Sunday, April 20, 2008

The World Of Laser Printers

Applying the principle of xerographic printing, laser printers offer fast printing, high quality text and graphic. They differ from analog photocopying machines where direct scanning of a laser beam on the printer’s photoreceptor produces the image.

Several advantages arise from using the laser printers, and different models of laser printers may have different speed, depending on factors like the graphic intensity for processing.

The latest models of laser printers can print more than 200 single colour pages in one minute. Although the colour laser printers are relatively slower, they can print at more than 100 pages per minute. In addition, the high-speed laser printers can be used for printing mass mailings like utility or credit card bills.

The cost of laser printing depends on the price of the toner and paper, as well as the replacing of the drum, and changing of consumable parts of the printer like the transfer and the fuser assembly. In the long run, laser printers with soft plastic drums can cost more. This becomes apparent when the printer requires drum replacement.

The duplexing model is another feature in the family of laser printers. It allows printing on both sides of a paper without the need to remove the paper. This technology can cut paper cost into half and lessen the filling volumes. In the past, the duplexing technology applied only to high-end laser printers. Now, it is present on many mid-range office laser printers, although it can reduce the printing speed when the paper path length increases.

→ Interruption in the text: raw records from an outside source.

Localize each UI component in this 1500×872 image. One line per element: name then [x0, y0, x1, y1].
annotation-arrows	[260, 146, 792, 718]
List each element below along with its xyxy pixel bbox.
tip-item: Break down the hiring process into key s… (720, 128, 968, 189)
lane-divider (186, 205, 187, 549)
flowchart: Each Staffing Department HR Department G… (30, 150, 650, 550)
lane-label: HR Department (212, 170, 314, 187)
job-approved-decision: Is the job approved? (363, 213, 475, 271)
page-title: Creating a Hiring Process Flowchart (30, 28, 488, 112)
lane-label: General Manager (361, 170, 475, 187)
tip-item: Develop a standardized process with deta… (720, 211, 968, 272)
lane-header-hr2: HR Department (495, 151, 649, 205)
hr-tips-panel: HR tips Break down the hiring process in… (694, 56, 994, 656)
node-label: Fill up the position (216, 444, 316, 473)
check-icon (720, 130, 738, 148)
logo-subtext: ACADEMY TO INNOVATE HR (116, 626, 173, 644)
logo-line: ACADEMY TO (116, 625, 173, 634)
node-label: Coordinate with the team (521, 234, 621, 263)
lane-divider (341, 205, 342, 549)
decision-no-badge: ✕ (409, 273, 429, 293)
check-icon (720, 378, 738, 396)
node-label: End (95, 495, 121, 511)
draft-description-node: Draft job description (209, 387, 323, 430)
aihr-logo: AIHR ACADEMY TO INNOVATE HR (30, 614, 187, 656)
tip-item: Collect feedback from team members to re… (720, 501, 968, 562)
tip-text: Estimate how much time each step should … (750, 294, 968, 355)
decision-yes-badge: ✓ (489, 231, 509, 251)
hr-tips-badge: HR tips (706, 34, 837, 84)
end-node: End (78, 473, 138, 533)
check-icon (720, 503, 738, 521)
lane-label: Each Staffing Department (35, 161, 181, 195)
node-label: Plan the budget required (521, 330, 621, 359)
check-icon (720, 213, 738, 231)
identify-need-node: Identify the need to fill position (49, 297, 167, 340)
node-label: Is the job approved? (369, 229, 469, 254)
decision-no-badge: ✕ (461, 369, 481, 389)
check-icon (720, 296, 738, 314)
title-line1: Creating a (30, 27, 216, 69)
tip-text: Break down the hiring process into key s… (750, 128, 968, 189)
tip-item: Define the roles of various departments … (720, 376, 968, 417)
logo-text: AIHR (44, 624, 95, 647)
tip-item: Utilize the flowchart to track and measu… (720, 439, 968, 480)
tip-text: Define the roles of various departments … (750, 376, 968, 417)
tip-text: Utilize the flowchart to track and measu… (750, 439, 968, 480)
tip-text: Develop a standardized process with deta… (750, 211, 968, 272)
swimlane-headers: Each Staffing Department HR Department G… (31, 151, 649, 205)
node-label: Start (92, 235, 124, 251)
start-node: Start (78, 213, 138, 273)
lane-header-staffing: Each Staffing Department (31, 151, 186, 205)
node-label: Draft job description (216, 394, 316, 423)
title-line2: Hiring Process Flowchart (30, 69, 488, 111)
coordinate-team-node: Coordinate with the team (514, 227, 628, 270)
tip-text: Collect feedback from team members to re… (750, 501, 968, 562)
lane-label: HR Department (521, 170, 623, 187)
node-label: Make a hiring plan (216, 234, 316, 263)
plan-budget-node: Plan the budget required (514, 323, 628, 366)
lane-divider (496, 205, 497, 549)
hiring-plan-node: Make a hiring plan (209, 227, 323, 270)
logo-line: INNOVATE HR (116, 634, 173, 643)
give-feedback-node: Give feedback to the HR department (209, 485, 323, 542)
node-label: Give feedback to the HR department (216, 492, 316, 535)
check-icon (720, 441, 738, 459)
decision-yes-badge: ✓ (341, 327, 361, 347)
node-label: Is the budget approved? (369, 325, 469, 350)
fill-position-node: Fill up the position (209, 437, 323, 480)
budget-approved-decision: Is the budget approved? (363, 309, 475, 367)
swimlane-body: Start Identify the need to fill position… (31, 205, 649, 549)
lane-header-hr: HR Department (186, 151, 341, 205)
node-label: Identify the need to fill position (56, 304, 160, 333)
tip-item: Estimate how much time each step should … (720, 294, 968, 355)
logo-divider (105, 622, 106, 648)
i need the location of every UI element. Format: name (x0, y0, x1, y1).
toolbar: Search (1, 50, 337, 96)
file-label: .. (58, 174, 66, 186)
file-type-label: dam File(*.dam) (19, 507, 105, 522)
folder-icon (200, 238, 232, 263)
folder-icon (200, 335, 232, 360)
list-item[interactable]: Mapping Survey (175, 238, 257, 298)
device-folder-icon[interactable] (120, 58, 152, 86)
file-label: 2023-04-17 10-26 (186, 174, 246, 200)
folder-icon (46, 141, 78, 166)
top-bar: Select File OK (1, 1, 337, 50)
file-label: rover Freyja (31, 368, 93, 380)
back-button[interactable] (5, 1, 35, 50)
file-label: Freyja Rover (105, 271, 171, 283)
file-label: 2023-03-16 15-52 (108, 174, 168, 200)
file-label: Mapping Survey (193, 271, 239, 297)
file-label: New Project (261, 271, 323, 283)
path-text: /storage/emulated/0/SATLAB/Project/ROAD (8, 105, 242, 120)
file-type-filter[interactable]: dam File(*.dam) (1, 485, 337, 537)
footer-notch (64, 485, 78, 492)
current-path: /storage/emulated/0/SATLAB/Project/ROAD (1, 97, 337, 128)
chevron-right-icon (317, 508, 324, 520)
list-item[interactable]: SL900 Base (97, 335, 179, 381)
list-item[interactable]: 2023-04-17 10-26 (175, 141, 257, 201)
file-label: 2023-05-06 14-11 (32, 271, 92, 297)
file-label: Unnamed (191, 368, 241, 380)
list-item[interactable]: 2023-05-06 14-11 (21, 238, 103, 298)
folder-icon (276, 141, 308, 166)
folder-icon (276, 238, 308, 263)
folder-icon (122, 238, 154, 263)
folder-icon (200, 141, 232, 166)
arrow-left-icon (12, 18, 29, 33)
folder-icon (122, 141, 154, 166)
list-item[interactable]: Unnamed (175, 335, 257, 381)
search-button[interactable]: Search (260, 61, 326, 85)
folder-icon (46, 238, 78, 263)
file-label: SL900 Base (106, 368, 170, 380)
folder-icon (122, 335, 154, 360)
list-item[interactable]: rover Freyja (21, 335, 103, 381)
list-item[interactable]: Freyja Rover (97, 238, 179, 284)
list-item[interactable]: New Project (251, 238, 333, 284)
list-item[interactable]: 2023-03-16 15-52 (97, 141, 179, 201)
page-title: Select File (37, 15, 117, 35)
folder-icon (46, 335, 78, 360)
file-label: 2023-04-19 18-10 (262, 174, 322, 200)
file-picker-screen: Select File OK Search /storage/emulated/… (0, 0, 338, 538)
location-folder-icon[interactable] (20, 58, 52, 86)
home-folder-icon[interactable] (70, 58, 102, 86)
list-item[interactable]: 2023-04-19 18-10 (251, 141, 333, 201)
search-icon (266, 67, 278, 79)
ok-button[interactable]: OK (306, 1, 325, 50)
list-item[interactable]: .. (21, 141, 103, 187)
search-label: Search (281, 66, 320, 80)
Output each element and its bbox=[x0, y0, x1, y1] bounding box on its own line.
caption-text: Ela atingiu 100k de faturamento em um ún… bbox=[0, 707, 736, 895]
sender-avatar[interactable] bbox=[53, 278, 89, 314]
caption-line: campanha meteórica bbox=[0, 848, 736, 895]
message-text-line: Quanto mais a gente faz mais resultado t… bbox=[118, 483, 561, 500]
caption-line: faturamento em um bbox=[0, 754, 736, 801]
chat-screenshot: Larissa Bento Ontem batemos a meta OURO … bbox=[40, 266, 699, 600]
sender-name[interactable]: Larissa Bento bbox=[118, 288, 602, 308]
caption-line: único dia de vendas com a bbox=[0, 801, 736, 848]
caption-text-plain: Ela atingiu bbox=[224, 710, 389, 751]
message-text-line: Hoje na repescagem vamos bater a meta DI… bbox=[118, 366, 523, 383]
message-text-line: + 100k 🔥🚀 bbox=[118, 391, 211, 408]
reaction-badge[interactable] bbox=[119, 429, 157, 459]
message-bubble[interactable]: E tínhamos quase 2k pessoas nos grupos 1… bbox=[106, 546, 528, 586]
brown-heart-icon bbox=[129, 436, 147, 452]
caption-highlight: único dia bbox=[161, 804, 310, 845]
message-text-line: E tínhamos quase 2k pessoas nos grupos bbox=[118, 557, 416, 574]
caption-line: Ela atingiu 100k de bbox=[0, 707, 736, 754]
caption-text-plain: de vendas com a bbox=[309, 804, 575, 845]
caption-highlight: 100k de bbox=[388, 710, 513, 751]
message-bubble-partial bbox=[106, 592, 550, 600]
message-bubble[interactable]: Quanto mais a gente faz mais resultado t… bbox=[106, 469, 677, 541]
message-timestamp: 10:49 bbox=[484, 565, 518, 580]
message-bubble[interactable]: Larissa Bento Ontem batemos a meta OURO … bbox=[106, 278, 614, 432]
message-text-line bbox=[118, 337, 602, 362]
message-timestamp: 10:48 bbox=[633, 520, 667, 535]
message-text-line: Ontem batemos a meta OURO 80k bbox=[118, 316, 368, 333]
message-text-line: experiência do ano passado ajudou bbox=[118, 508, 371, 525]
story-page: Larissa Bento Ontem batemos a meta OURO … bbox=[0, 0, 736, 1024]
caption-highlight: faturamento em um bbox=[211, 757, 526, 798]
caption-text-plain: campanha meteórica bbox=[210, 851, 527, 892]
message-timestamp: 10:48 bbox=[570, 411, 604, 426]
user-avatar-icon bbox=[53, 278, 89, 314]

The dot-matrix and inkjet printers accept the incoming spooled data and print that on paper. This process is slow, which can stop when the printer is waiting for more data. A laser printer cannot work this way because large amounts of data go to the printer continuously. If the printer waits for the data to arrive, gaps and misalignment on the page can occur. Using printer buffer resolves this problem.

With it, the data builds up in the printer’s large buffer, and this data bank accounts for all dots printed on a page. Still, storing dots in the memory before printing limits the laser printers’ capability. Most laser printers cannot print long banners, as no storage memory for that amount of data exists.

The printing comprises seven steps. A Raster Image Processor scans the entire page line by line and stores a bitmap of the page in the raster memory. The drum is then charged negatively and the bitmap is written on the photosensitive drum using a laser beam, whose functionality depends on the bitmap image. The charged toner particles are charged negatively. Charges will repel at locations where the laser has not discharged the drum. As such, printing will not take place. The toner contains a plastic powder that is attracted to the parts where the laser hits. Eventually, the plastic powder is fused at 200 degrees Celsius to bond the ink with the paper.